Thursday, May 16, 2013

Carl Jung: the Collective Unconsciousness and UFOs

I recently finished reading Gary Lachman's book, Jung the Mystic.  Lachman has an interesting take on Carl Jung's hidden side of psychology and takes his readers on a fascinating biographical journey that looks at Jung's struggles to self identify in the world of psychoanalysis, yet unconsciously attempting to define his place in an ultimate universe of knowledge, the collective unconscious.

Jung appeared to morph over time from Protestant, Psychiatrist, Gnostic, Guru, etc.  Lachman details Jung's struggles with these internal mental constructs as he attempted to hold on to the label of scientist while publicly denying the role of mystic.  It appears that Jung may have been an empiricist in the beginning, but slowly drifted away towards the mystic...paranormal.

 Lachman further explores Jung's concepts of the collective unconscious  archetypes, and synchronicity which like his mentor, Freud, appeared to center around the interpretations of dreams.  Freud's interpretation of the human psyche centered around sexual gratification and identity, Jung disputed the Freudian premise and focused on the psyche as a primordial identity defined by ones ancestral culture.  One wonders if Jung was attempting to describe the psychology of the human genome. 

Jung's movements outside the box of psychoanalytic thought would eventually drive a wedge between himself and Sigmund Freud.  Jung was seen as the future of Freudian thought and Freud's number one acolyte.  Jung's "outlandish" thoughts for that time period and his self-induced psychotic break would lead to Freud's public demand that Jung undergo extensive psychoanalysis, under Freud's guidance of course.  Jung ignored Freud thus securing the break and the rest is history.

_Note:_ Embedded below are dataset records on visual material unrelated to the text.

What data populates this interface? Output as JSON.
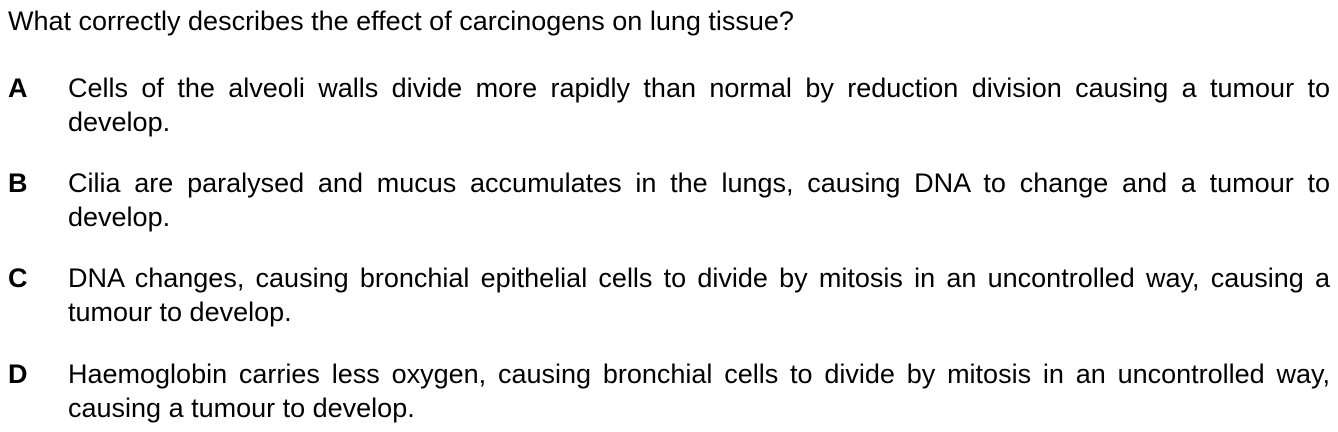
{
  "question": "What correctly describes the effect of carcinogens on lung tissue?",
  "options": [
    {
      "letter": "A",
      "text": "Cells of the alveoli walls divide more rapidly than normal by reduction division causing a tumour to develop."
    },
    {
      "letter": "B",
      "text": "Cilia are paralysed and mucus accumulates in the lungs, causing DNA to change and a tumour to develop."
    },
    {
      "letter": "C",
      "text": "DNA changes, causing bronchial epithelial cells to divide by mitosis in an uncontrolled way, causing a tumour to develop."
    },
    {
      "letter": "D",
      "text": "Haemoglobin carries less oxygen, causing bronchial cells to divide by mitosis in an uncontrolled way, causing a tumour to develop."
    }
  ]
}
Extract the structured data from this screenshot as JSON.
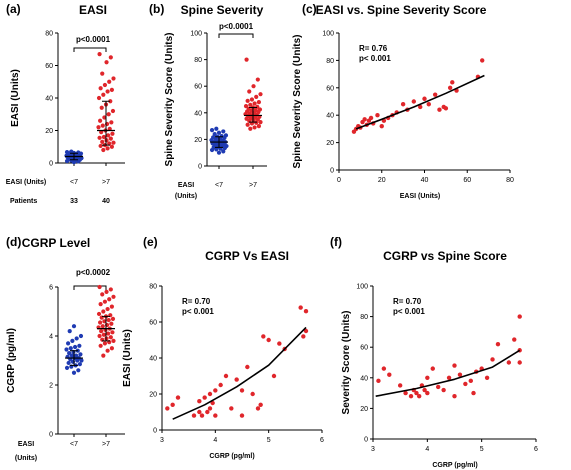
{
  "colors": {
    "blue": "#1f3bb3",
    "red": "#e0262b",
    "black": "#000000"
  },
  "chart_data": [
    {
      "id": "a",
      "type": "scatter",
      "panel_label": "(a)",
      "title": "EASI",
      "ylabel": "EASI (Units)",
      "xlabel": "",
      "categories": [
        "<7",
        ">7"
      ],
      "category_axis_label": "EASI (Units)",
      "row_label": "Patients",
      "patients": [
        "33",
        "40"
      ],
      "yticks": [
        0,
        20,
        40,
        60,
        80
      ],
      "ylim": [
        0,
        80
      ],
      "significance": "p<0.0001",
      "series": [
        {
          "category": "<7",
          "color": "blue",
          "mean": 4,
          "sd": [
            2,
            6
          ],
          "values": [
            0.5,
            1,
            1.2,
            1.5,
            1.8,
            2,
            2.2,
            2.5,
            2.7,
            3,
            3,
            3.2,
            3.4,
            3.5,
            3.7,
            3.9,
            4,
            4,
            4.2,
            4.4,
            4.5,
            4.7,
            4.9,
            5,
            5.2,
            5.4,
            5.5,
            5.8,
            6,
            6.2,
            6.5,
            6.7,
            7
          ]
        },
        {
          "category": ">7",
          "color": "red",
          "mean": 20,
          "sd": [
            11,
            38
          ],
          "values": [
            8,
            9,
            10,
            10.5,
            11,
            12,
            12.5,
            13,
            14,
            15,
            15.5,
            16,
            17,
            18,
            19,
            20,
            21,
            22,
            23,
            24,
            25,
            26,
            28,
            30,
            32,
            34,
            36,
            38,
            40,
            42,
            44,
            45,
            46,
            48,
            50,
            52,
            55,
            62,
            65,
            67
          ]
        }
      ]
    },
    {
      "id": "b",
      "type": "scatter",
      "panel_label": "(b)",
      "title": "Spine Severity",
      "ylabel": "Spine Severity Score (Units)",
      "xlabel": "",
      "categories": [
        "<7",
        ">7"
      ],
      "category_axis_label": "EASI (Units)",
      "yticks": [
        0,
        20,
        40,
        60,
        80,
        100
      ],
      "ylim": [
        0,
        100
      ],
      "significance": "p<0.0001",
      "series": [
        {
          "category": "<7",
          "color": "blue",
          "mean": 18,
          "sd": [
            14,
            22
          ],
          "values": [
            10,
            11,
            12,
            12.5,
            13,
            13.5,
            14,
            14.5,
            15,
            15,
            15.5,
            16,
            16.5,
            17,
            17,
            17.5,
            18,
            18,
            18.5,
            19,
            19.5,
            20,
            20.5,
            21,
            21.5,
            22,
            22.5,
            23,
            24,
            25,
            26,
            27,
            28
          ]
        },
        {
          "category": ">7",
          "color": "red",
          "mean": 38,
          "sd": [
            33,
            44
          ],
          "values": [
            28,
            29,
            30,
            31,
            32,
            32.5,
            33,
            34,
            34.5,
            35,
            35.5,
            36,
            36.5,
            37,
            37.5,
            38,
            38.5,
            39,
            39.5,
            40,
            40.5,
            41,
            41.5,
            42,
            42.5,
            43,
            44,
            44.5,
            45,
            46,
            47,
            48,
            49,
            50,
            52,
            54,
            56,
            60,
            65,
            80
          ]
        }
      ]
    },
    {
      "id": "c",
      "type": "scatter",
      "panel_label": "(c)",
      "title": "EASI vs. Spine Severity Score",
      "xlabel": "EASI (Units)",
      "ylabel": "Spine Severity Score (Units)",
      "xticks": [
        0,
        20,
        40,
        60,
        80
      ],
      "xlim": [
        0,
        80
      ],
      "yticks": [
        0,
        20,
        40,
        60,
        80,
        100
      ],
      "ylim": [
        0,
        100
      ],
      "annotations": [
        "R= 0.76",
        "p< 0.001"
      ],
      "fit": {
        "x": [
          8,
          20,
          35,
          50,
          68
        ],
        "y": [
          30,
          37,
          46,
          56,
          69
        ]
      },
      "points": [
        [
          7,
          28
        ],
        [
          8,
          30
        ],
        [
          9,
          32
        ],
        [
          10,
          31
        ],
        [
          11,
          35
        ],
        [
          12,
          37
        ],
        [
          13,
          33
        ],
        [
          14,
          36
        ],
        [
          15,
          38
        ],
        [
          16,
          34
        ],
        [
          18,
          40
        ],
        [
          20,
          32
        ],
        [
          21,
          36
        ],
        [
          23,
          38
        ],
        [
          25,
          40
        ],
        [
          27,
          42
        ],
        [
          30,
          48
        ],
        [
          32,
          44
        ],
        [
          35,
          50
        ],
        [
          38,
          46
        ],
        [
          40,
          52
        ],
        [
          42,
          48
        ],
        [
          45,
          55
        ],
        [
          47,
          44
        ],
        [
          49,
          46
        ],
        [
          50,
          45
        ],
        [
          52,
          60
        ],
        [
          53,
          64
        ],
        [
          55,
          58
        ],
        [
          65,
          68
        ],
        [
          67,
          80
        ]
      ]
    },
    {
      "id": "d",
      "type": "scatter",
      "panel_label": "(d)",
      "title": "CGRP Level",
      "ylabel": "CGRP (pg/ml)",
      "xlabel": "",
      "categories": [
        "<7",
        ">7"
      ],
      "category_axis_label": "EASI (Units)",
      "yticks": [
        0,
        2,
        4,
        6
      ],
      "ylim": [
        0,
        6
      ],
      "significance": "p<0.0002",
      "series": [
        {
          "category": "<7",
          "color": "blue",
          "mean": 3.1,
          "sd": [
            2.8,
            3.4
          ],
          "values": [
            2.5,
            2.6,
            2.7,
            2.75,
            2.8,
            2.85,
            2.9,
            2.95,
            3,
            3,
            3.05,
            3.1,
            3.1,
            3.15,
            3.2,
            3.2,
            3.25,
            3.3,
            3.35,
            3.4,
            3.45,
            3.5,
            3.55,
            3.6,
            3.7,
            3.8,
            3.9,
            4.0,
            4.2,
            4.4
          ]
        },
        {
          "category": ">7",
          "color": "red",
          "mean": 4.3,
          "sd": [
            3.8,
            4.8
          ],
          "values": [
            3.2,
            3.4,
            3.5,
            3.6,
            3.7,
            3.75,
            3.8,
            3.85,
            3.9,
            3.95,
            4,
            4.05,
            4.1,
            4.15,
            4.2,
            4.25,
            4.3,
            4.35,
            4.4,
            4.45,
            4.5,
            4.55,
            4.6,
            4.65,
            4.7,
            4.75,
            4.8,
            4.85,
            4.9,
            5.0,
            5.1,
            5.2,
            5.3,
            5.4,
            5.5,
            5.6,
            5.7,
            5.8,
            5.9,
            6.0
          ]
        }
      ]
    },
    {
      "id": "e",
      "type": "scatter",
      "panel_label": "(e)",
      "title": "CGRP Vs EASI",
      "xlabel": "CGRP (pg/ml)",
      "ylabel": "EASI (Units)",
      "xticks": [
        3,
        4,
        5,
        6
      ],
      "xlim": [
        3,
        6
      ],
      "yticks": [
        0,
        20,
        40,
        60,
        80
      ],
      "ylim": [
        0,
        80
      ],
      "annotations": [
        "R= 0.70",
        "p< 0.001"
      ],
      "fit": {
        "x": [
          3.2,
          3.8,
          4.4,
          5.0,
          5.7
        ],
        "y": [
          6,
          14,
          24,
          36,
          57
        ]
      },
      "points": [
        [
          3.1,
          12
        ],
        [
          3.2,
          14
        ],
        [
          3.3,
          18
        ],
        [
          3.6,
          8
        ],
        [
          3.7,
          10
        ],
        [
          3.7,
          16
        ],
        [
          3.75,
          8
        ],
        [
          3.8,
          18
        ],
        [
          3.85,
          10
        ],
        [
          3.9,
          20
        ],
        [
          3.9,
          12
        ],
        [
          3.95,
          15
        ],
        [
          4.0,
          22
        ],
        [
          4.0,
          8
        ],
        [
          4.1,
          25
        ],
        [
          4.2,
          30
        ],
        [
          4.3,
          12
        ],
        [
          4.4,
          28
        ],
        [
          4.5,
          22
        ],
        [
          4.5,
          8
        ],
        [
          4.6,
          35
        ],
        [
          4.7,
          20
        ],
        [
          4.8,
          12
        ],
        [
          4.85,
          14
        ],
        [
          4.9,
          52
        ],
        [
          5.0,
          50
        ],
        [
          5.1,
          30
        ],
        [
          5.2,
          48
        ],
        [
          5.3,
          45
        ],
        [
          5.6,
          68
        ],
        [
          5.65,
          52
        ],
        [
          5.7,
          66
        ],
        [
          5.7,
          55
        ]
      ]
    },
    {
      "id": "f",
      "type": "scatter",
      "panel_label": "(f)",
      "title": "CGRP vs Spine Score",
      "xlabel": "CGRP (pg/ml)",
      "ylabel": "Severity Score (Units)",
      "xticks": [
        3,
        4,
        5,
        6
      ],
      "xlim": [
        3,
        6
      ],
      "yticks": [
        0,
        20,
        40,
        60,
        80,
        100
      ],
      "ylim": [
        0,
        100
      ],
      "annotations": [
        "R= 0.70",
        "p< 0.001"
      ],
      "fit": {
        "x": [
          3.05,
          3.8,
          4.5,
          5.2,
          5.7
        ],
        "y": [
          28,
          33,
          39,
          47,
          58
        ]
      },
      "points": [
        [
          3.1,
          38
        ],
        [
          3.2,
          46
        ],
        [
          3.3,
          42
        ],
        [
          3.5,
          35
        ],
        [
          3.6,
          30
        ],
        [
          3.7,
          28
        ],
        [
          3.75,
          32
        ],
        [
          3.8,
          30
        ],
        [
          3.85,
          28
        ],
        [
          3.9,
          35
        ],
        [
          3.95,
          32
        ],
        [
          4.0,
          40
        ],
        [
          4.0,
          30
        ],
        [
          4.1,
          46
        ],
        [
          4.2,
          34
        ],
        [
          4.3,
          32
        ],
        [
          4.4,
          40
        ],
        [
          4.5,
          28
        ],
        [
          4.5,
          48
        ],
        [
          4.6,
          42
        ],
        [
          4.7,
          36
        ],
        [
          4.8,
          38
        ],
        [
          4.85,
          30
        ],
        [
          4.9,
          44
        ],
        [
          5.0,
          46
        ],
        [
          5.1,
          40
        ],
        [
          5.2,
          52
        ],
        [
          5.3,
          62
        ],
        [
          5.5,
          50
        ],
        [
          5.6,
          65
        ],
        [
          5.7,
          80
        ],
        [
          5.7,
          58
        ],
        [
          5.7,
          50
        ]
      ]
    }
  ]
}
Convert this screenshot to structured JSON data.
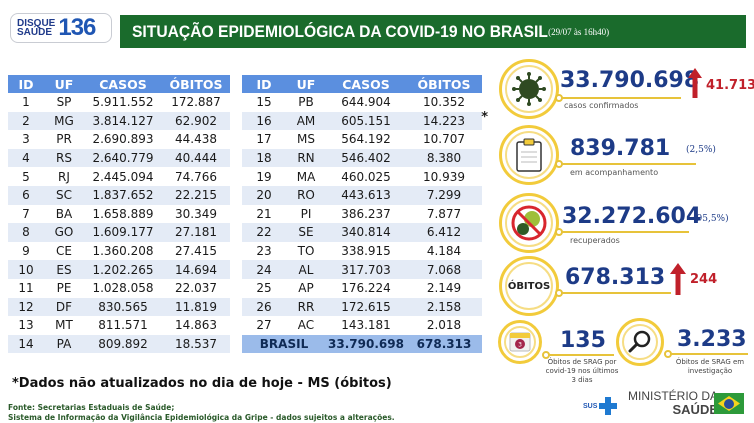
{
  "header": {
    "hotline_small": [
      "DISQUE",
      "SAÚDE"
    ],
    "hotline_number": "136",
    "title": "SITUAÇÃO EPIDEMIOLÓGICA DA COVID-19 NO BRASIL",
    "date": "(29/07 às 16h40)"
  },
  "table": {
    "columns": [
      "ID",
      "UF",
      "CASOS",
      "ÓBITOS"
    ],
    "left_rows": [
      {
        "id": "1",
        "uf": "SP",
        "casos": "5.911.552",
        "obitos": "172.887"
      },
      {
        "id": "2",
        "uf": "MG",
        "casos": "3.814.127",
        "obitos": "62.902"
      },
      {
        "id": "3",
        "uf": "PR",
        "casos": "2.690.893",
        "obitos": "44.438"
      },
      {
        "id": "4",
        "uf": "RS",
        "casos": "2.640.779",
        "obitos": "40.444"
      },
      {
        "id": "5",
        "uf": "RJ",
        "casos": "2.445.094",
        "obitos": "74.766"
      },
      {
        "id": "6",
        "uf": "SC",
        "casos": "1.837.652",
        "obitos": "22.215"
      },
      {
        "id": "7",
        "uf": "BA",
        "casos": "1.658.889",
        "obitos": "30.349"
      },
      {
        "id": "8",
        "uf": "GO",
        "casos": "1.609.177",
        "obitos": "27.181"
      },
      {
        "id": "9",
        "uf": "CE",
        "casos": "1.360.208",
        "obitos": "27.415"
      },
      {
        "id": "10",
        "uf": "ES",
        "casos": "1.202.265",
        "obitos": "14.694"
      },
      {
        "id": "11",
        "uf": "PE",
        "casos": "1.028.058",
        "obitos": "22.037"
      },
      {
        "id": "12",
        "uf": "DF",
        "casos": "830.565",
        "obitos": "11.819"
      },
      {
        "id": "13",
        "uf": "MT",
        "casos": "811.571",
        "obitos": "14.863"
      },
      {
        "id": "14",
        "uf": "PA",
        "casos": "809.892",
        "obitos": "18.537"
      }
    ],
    "right_rows": [
      {
        "id": "15",
        "uf": "PB",
        "casos": "644.904",
        "obitos": "10.352"
      },
      {
        "id": "16",
        "uf": "AM",
        "casos": "605.151",
        "obitos": "14.223",
        "flag": "*"
      },
      {
        "id": "17",
        "uf": "MS",
        "casos": "564.192",
        "obitos": "10.707"
      },
      {
        "id": "18",
        "uf": "RN",
        "casos": "546.402",
        "obitos": "8.380"
      },
      {
        "id": "19",
        "uf": "MA",
        "casos": "460.025",
        "obitos": "10.939"
      },
      {
        "id": "20",
        "uf": "RO",
        "casos": "443.613",
        "obitos": "7.299"
      },
      {
        "id": "21",
        "uf": "PI",
        "casos": "386.237",
        "obitos": "7.877"
      },
      {
        "id": "22",
        "uf": "SE",
        "casos": "340.814",
        "obitos": "6.412"
      },
      {
        "id": "23",
        "uf": "TO",
        "casos": "338.915",
        "obitos": "4.184"
      },
      {
        "id": "24",
        "uf": "AL",
        "casos": "317.703",
        "obitos": "7.068"
      },
      {
        "id": "25",
        "uf": "AP",
        "casos": "176.224",
        "obitos": "2.149"
      },
      {
        "id": "26",
        "uf": "RR",
        "casos": "172.615",
        "obitos": "2.158"
      },
      {
        "id": "27",
        "uf": "AC",
        "casos": "143.181",
        "obitos": "2.018"
      }
    ],
    "total": {
      "label": "BRASIL",
      "casos": "33.790.698",
      "obitos": "678.313"
    }
  },
  "stats": {
    "confirmed": {
      "value": "33.790.698",
      "label": "casos confirmados",
      "delta": "41.713",
      "icon": "virus-icon"
    },
    "monitoring": {
      "value": "839.781",
      "label": "em acompanhamento",
      "pct": "(2,5%)",
      "icon": "clipboard-icon"
    },
    "recovered": {
      "value": "32.272.604",
      "label": "recuperados",
      "pct": "(95,5%)",
      "icon": "no-virus-icon"
    },
    "deaths": {
      "badge": "ÓBITOS",
      "value": "678.313",
      "delta": "244"
    },
    "srag_recent": {
      "value": "135",
      "label": [
        "Óbitos de SRAG por",
        "covid-19 nos últimos",
        "3 dias"
      ],
      "icon": "calendar-icon",
      "calendar_number": "3"
    },
    "srag_investigation": {
      "value": "3.233",
      "label": [
        "Óbitos de SRAG em",
        "investigação"
      ],
      "icon": "magnifier-icon"
    }
  },
  "footer": {
    "note": "*Dados não atualizados no dia de hoje - MS (óbitos)",
    "source_line1": "Fonte: Secretarias Estaduais de Saúde;",
    "source_line2": "Sistema de Informação da Vigilância Epidemiológica da Gripe - dados sujeitos a alterações.",
    "sus": "SUS",
    "ministry_line1": "MINISTÉRIO DA",
    "ministry_line2": "SAÚDE"
  },
  "colors": {
    "title_green": "#1a6b2c",
    "header_blue": "#5b8fdf",
    "row_alt": "#e4ebf6",
    "total_row": "#9bbbea",
    "number_blue": "#1d3b87",
    "delta_red": "#c0202a",
    "ring_yellow": "#f2cb3b"
  }
}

Later in the 1950s, Jung would look into the UFO phenomena writing his book, Flying Saucers: A Modern Myth of Things Seen in the Sky, published in 1958.  According to Lachman:

"Jung argued that whatever their phyical reality, and Jung seemed to be of two minds on this, the strange circular flying shapes that had been reported for the last decade...were "projections" of the modern psyche's need for meaning, an expression of mass hunger for wholeness.  They were in short, mandalas from outer space."

By the time that Jung was looking into the UFO phenomena, the world was gripped in the Cold War which Jung described as "global schizophrenia." 

"...these mass sightings suggested that a collective shift in the human consciousness was on the way..."

Lachman goes on to state that most UFO researches at the time rejected that the UFO phenomena was a mere projection of the unconscious.

In past postings, I've been attempting to delve in the psychological aspects of UFOs.  What does it really mean?  One has to wonder if it's society's psychological push back against an ever changing world that is in conflict with our respective cultures and belief systems.  Can the UFO be a mental construct, or the symptom of a change in paradigms that's been in the making for the past 60 years?

Overall, I enjoyed the book and would recommend it for those interested in Jung's "other" theories and for that matter, Jung's "other" side.